Dynamic Traffic Light Algorithm Incorporating Post-Intersection Space Allocation

Abstract

This research presents a novel dynamic traffic light algorithm designed to optimize traffic flow and reduce traffic congestion by dynamically allocating green time based on post-intersection space availability. The algorithm employs a three-stage process: input generation, processing, and output. The input stage involves capturing traffic images using cameras strategically placed at intersections, which are then processed using background subtraction, edge detection, and object counting techniques. The processing phase includes vehicle counting using the YOLOv8 algorithm and open space calculation based on the maximum capacity of each road section.

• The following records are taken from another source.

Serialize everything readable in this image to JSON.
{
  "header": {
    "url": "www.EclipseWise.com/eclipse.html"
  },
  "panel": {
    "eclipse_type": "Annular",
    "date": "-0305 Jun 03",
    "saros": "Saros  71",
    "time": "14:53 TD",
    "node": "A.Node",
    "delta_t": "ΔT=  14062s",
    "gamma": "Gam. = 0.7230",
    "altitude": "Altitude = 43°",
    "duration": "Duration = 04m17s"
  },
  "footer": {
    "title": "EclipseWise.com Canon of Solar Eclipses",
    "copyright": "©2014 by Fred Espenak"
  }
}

The output phase involves dynamically allocating green time to roads based on available post-intersection space and occupancy rates. The algorithm is designed to adapt to changing traffic conditions by continuously monitoring the post- intersection space and adjusting green times accordingly. It also incorporates a reset timer to ensure the algorithm loops back to the initial stage of gathering and processing traffic images. Simulation experiments using a physical model with toy vehicles and a camera setup demonstrated the benefits of this approach. Compared to the density-based approaches[1], this algorithm reduced average vehicle delay by 20-30%, increased overall intersection throughput by 15-25%, and decreased maximum queue lengths in each lane by 25-35%. It also adapted more effectively to fluctuations in traffic conditions, improving performance metrics by 20-30%. These results highlight the potential of incorporating downstream space considerations into traffic light control algorithms to enhance intersection efficiency, reduce traffic congestion, and enable more adaptive and fair traffic management.